STATISTICAL ISSUES | Data Mining: Opportunities and Challenges

data mining: opportunities and challenges

Chapter IX - The Pitfalls of Knowledge Discovery in Databases and Data Mining
Data Mining: Opportunities and Challenges
by John Wang (ed)
Idea Group Publishing 2003


	Brought to you by Team-Fly

Systematic Patterns vs. Sample-Specific

There are two main goals of time series analysis: (a) identifying the nature of the phenomenon represented by the sequence of observations, and (b) forecasting (predicting future values of the time series variable). Both of these goals require that the pattern of observed time series data is identified and more or less formally described. Once the pattern is established, we can interpret and integrate it with other data. Regardless of the depth of our understanding and the validity of our interpretation of the phenomenon, we can extrapolate (ceteris paribus) the identified pattern to predict future events. Pyle (1999) argued that series data had many of the problems non-series data had. Series data also had a number of own special problems.

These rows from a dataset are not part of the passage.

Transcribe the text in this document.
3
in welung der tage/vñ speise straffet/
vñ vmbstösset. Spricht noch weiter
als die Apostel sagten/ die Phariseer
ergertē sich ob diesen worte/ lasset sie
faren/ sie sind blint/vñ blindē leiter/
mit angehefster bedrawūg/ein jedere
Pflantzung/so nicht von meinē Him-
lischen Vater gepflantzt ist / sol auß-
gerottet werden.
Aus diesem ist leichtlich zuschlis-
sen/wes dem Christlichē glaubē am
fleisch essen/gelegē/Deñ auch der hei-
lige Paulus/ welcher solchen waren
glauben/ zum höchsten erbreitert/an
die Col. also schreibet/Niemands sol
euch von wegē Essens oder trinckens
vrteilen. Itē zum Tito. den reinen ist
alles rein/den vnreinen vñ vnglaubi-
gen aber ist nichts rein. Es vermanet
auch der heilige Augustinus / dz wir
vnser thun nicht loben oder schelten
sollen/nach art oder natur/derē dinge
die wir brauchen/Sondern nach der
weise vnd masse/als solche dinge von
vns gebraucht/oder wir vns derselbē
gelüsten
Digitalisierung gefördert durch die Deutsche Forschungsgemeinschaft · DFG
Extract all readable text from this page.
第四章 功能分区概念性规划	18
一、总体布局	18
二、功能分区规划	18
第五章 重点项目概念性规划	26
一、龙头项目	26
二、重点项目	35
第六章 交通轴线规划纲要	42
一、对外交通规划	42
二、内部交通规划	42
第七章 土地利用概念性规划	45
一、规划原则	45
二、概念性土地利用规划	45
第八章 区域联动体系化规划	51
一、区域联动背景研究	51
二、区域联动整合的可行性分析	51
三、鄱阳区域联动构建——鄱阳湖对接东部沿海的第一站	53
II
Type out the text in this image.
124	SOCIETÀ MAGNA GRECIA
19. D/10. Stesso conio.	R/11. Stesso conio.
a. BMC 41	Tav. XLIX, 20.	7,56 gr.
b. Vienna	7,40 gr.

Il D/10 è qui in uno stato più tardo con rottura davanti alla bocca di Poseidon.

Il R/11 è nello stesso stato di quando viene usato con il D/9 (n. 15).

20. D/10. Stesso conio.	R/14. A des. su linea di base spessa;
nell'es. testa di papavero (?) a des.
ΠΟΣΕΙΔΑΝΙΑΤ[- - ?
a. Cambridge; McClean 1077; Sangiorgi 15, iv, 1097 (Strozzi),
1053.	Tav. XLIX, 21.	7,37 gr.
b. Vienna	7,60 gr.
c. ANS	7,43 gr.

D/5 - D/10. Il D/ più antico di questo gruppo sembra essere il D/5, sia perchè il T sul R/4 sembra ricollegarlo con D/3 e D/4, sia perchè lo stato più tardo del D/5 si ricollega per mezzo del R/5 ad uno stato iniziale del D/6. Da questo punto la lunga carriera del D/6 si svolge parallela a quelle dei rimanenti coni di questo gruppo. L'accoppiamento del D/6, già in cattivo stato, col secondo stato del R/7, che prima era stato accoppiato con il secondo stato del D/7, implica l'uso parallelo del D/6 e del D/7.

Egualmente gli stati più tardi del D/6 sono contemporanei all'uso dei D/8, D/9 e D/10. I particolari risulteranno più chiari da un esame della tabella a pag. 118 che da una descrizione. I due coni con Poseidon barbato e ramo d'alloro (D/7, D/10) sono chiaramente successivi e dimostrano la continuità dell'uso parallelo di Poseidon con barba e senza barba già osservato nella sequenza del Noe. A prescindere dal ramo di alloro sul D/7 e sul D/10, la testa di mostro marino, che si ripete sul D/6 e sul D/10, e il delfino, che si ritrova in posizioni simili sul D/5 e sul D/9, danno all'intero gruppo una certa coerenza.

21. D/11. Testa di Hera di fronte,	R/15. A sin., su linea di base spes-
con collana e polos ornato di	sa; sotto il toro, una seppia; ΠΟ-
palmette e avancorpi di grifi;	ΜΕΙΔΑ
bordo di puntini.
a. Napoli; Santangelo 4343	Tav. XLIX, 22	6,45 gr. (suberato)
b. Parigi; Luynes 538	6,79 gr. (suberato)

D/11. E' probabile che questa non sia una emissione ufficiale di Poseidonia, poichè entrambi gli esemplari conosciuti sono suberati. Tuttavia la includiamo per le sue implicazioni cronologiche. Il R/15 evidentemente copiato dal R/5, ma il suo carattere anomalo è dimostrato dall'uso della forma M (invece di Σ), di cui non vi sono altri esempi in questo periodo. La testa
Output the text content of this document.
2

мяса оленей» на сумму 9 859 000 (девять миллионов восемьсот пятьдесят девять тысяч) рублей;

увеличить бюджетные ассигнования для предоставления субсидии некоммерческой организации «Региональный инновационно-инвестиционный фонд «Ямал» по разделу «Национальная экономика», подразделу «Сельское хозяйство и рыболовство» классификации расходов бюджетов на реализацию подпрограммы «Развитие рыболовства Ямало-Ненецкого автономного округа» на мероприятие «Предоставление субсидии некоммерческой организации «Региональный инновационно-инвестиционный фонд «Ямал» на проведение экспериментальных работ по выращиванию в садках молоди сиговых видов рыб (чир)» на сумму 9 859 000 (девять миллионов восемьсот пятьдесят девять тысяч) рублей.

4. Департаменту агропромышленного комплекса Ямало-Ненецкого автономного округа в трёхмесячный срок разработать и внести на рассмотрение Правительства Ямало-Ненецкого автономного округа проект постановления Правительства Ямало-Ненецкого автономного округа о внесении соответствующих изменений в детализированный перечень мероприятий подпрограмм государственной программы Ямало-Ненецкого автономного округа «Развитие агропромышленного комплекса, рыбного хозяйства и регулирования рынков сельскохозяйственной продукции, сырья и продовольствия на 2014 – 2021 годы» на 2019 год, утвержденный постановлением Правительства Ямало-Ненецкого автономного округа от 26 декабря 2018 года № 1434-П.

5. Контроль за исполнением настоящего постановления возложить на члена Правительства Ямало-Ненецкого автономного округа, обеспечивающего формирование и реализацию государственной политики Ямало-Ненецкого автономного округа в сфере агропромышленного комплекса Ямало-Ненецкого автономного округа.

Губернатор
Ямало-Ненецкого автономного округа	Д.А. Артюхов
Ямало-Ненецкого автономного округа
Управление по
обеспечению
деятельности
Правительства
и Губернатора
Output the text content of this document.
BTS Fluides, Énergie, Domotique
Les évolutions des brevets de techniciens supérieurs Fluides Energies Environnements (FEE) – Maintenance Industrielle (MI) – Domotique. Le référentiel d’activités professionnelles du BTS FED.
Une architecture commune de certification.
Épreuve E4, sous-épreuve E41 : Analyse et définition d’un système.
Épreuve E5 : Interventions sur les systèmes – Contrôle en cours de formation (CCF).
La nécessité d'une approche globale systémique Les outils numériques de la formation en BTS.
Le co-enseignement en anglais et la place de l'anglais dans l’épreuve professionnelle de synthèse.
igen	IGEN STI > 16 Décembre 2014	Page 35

Temporal DM pertains to trying to forecast events that may occur in the future. Trends usually are regarded with the incline or decline of something. There could also be seasonal patterns that could be tracked over the years that will allow future outcomes to be predicted. There is also an irregular pattern that has erratic outcomes and follows no true pattern. The shortcoming of temporal DM is when something follows the irregular pattern. For the most part, events that follow a pattern continue to follow that course, but occasionally an outcome will occur that will be unexpected. These outcomes could be a result of something that the decision maker could not foresee happening in the near future, and may make the outcome of any analysis worthless. Temporal DM would not be able to foresee this happening because its user would not be able to predict this occurrence.

As DM is used more extensively, caution must be exercised while searching through DBs for correlations and patterns. The practice of using DM is not inherently bad, but the context in how it is used must be observed with a keen and practiced eye. Possibly the most notorious group of data miners are stock market researchers who seek to predict future stock price movement. Basically, past performance is used to predict future results. There are a number of potential problems in making the leap from a back-tested strategy to successfully investing in future real-world conditions. The first problem is determining the probability that the relationships occurred at random or whether the anomaly may be unique to the specific sample that was tested. Statisticians are fond of pointing out that if you torture the data long enough, it will confess to anything (McQueen & Thorley, 1999).

In describing the pitfalls of DM, Leinweber "sifted through a United Nations CDROM and discovered that, historically, the single-best predictor of the Standard & Poor's 500-stock index was butter production in Bangladesh." The lesson to learn here is that a "formula that happens to fit the data of the past won't necessarily have any predictive value" (Investor Home, 1999). The "random walk theory" of stock prices suggests that securities prices cannot be forecasted. Successful investment strategies even those that have been successful for many years may turn out to be fool's gold rather than a golden chalice.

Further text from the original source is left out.